For instance, one key insight is that unlike personal debt, state debts are not something that actually has to be repaid in full. This is of course true. Generally destroying such arguments as the idea that taking on debt is spending one's children's money in advance and so forth.
The truth of the matter, as we seem to agree, is that, like regular investment debt, this depends on the ability of the borrower to use the funds to create enough value to outrun interest.
But putting this in the hands of politicians, who are by constitution convinced that all the programs they support are good investments, allows them to argue for infinite amounts of debt, which is not sustainable.
Keynesianism has this same problem: the general idea of manipulating spending to soften the blows of the business cycle can work on paper, but in practice people use it to justify loose policy in times of crisis but never the austerity in times of plenty required for the math to work out.
For macroeconomic theories to be useful tools of policy, they have to be usable by the flawed human beings that make the decisions, otherwise they must remain descriptive tools more appropriate to history than to the future.
I claim that the range of competence you think is wide is not so wide. That it ranges from the mildly irresponsible to the catastrophically incompetent, and that men must be guided by strong signals to avoid debt crises, lest they slowly build catastrophies to leave to their successors such as rulers of the West have been doing since people gave up on ever solving the debt issue in the 90s.

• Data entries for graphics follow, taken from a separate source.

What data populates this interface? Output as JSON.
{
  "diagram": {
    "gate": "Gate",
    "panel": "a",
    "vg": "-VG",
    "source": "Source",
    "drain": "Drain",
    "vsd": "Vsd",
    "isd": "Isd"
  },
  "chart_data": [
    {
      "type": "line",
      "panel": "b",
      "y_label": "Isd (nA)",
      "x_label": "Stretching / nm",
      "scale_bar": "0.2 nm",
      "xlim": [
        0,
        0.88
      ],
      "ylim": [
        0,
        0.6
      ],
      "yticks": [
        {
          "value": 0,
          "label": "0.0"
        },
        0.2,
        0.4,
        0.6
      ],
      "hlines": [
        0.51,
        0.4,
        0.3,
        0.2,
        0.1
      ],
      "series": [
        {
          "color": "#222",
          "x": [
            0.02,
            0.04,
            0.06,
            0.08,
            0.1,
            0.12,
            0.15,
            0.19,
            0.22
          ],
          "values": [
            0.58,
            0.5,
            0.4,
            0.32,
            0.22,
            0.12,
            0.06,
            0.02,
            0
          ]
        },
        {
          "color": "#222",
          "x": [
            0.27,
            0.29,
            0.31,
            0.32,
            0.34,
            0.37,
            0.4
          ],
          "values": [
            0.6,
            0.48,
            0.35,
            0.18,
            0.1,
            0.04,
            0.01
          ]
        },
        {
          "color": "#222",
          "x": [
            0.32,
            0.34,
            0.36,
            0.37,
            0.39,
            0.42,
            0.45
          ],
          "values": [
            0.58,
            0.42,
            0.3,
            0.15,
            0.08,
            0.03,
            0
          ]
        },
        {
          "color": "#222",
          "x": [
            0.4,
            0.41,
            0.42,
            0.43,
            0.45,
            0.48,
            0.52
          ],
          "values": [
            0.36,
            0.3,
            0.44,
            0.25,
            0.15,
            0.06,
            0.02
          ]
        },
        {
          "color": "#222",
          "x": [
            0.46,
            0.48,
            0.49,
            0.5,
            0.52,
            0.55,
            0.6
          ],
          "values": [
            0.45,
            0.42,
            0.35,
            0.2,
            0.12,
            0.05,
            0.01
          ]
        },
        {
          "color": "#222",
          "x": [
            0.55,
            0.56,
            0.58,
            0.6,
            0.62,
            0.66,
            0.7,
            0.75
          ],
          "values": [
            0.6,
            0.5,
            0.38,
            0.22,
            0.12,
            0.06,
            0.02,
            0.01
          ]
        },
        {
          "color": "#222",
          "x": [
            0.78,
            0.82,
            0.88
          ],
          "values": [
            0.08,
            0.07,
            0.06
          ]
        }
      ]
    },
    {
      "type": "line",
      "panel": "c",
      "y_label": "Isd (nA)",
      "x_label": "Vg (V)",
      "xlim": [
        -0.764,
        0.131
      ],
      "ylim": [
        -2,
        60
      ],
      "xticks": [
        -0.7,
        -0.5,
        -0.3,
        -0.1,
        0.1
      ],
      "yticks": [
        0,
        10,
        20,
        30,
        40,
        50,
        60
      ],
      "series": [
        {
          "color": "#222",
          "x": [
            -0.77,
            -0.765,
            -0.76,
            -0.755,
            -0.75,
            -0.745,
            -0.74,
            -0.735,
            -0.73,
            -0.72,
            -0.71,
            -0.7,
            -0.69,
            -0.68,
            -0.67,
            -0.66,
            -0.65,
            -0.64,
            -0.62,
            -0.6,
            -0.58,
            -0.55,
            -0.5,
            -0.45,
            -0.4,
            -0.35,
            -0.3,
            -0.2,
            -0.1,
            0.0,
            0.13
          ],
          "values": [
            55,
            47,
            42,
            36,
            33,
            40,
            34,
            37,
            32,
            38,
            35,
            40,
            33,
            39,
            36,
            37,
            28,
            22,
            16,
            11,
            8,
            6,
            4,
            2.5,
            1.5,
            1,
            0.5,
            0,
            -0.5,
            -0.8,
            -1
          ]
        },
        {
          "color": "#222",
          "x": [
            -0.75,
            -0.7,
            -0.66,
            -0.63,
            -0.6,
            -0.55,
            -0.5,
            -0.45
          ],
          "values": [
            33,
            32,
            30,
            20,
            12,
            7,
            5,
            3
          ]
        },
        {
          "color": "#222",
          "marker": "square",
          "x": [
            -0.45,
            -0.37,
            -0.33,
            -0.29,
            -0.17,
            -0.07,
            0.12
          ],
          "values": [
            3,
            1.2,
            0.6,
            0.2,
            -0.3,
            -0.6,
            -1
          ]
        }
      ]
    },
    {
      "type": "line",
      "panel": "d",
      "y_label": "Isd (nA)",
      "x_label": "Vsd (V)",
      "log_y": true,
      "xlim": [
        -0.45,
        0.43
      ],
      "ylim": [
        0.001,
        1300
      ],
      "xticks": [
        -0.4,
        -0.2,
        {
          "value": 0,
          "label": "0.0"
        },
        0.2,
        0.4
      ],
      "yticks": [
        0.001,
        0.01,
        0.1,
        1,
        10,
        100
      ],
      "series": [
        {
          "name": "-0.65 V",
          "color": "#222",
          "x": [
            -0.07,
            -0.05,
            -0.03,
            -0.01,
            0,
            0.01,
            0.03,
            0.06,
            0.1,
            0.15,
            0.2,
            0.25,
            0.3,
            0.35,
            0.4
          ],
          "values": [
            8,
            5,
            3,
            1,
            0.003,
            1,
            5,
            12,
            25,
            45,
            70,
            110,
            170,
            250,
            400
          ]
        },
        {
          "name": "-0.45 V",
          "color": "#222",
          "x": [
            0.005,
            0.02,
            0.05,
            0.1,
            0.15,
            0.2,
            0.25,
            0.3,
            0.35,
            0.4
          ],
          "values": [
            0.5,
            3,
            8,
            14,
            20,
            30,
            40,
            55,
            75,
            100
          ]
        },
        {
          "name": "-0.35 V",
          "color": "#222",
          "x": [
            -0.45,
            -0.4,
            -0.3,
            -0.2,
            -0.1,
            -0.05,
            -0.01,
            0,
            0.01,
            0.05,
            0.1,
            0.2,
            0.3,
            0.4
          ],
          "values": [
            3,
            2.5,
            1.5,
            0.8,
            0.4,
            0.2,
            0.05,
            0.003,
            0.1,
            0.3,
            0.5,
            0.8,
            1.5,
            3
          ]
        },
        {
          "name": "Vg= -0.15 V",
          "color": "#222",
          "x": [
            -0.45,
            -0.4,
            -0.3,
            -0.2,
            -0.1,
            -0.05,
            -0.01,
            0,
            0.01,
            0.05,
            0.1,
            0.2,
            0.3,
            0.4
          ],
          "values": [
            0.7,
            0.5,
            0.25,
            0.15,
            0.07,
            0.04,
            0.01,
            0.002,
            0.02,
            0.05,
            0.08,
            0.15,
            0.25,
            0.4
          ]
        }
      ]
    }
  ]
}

I agree the debt ceiling laws are silly in a sense, but they are at least an attempt to provide such a signal, one that has grown more silly ever since we decided to ignore and abandon the much more serious signals given by the gold standard (which of course had its own share of issues too).
So as you seem to be an advocate of using MMT to formulate policy, I ask what your solution to this problem is, and if you've seriously thought about it. That's what I have been asking since my first comment, thought I suppose unclearly. It's easy to get lost in sidebars in such arguments.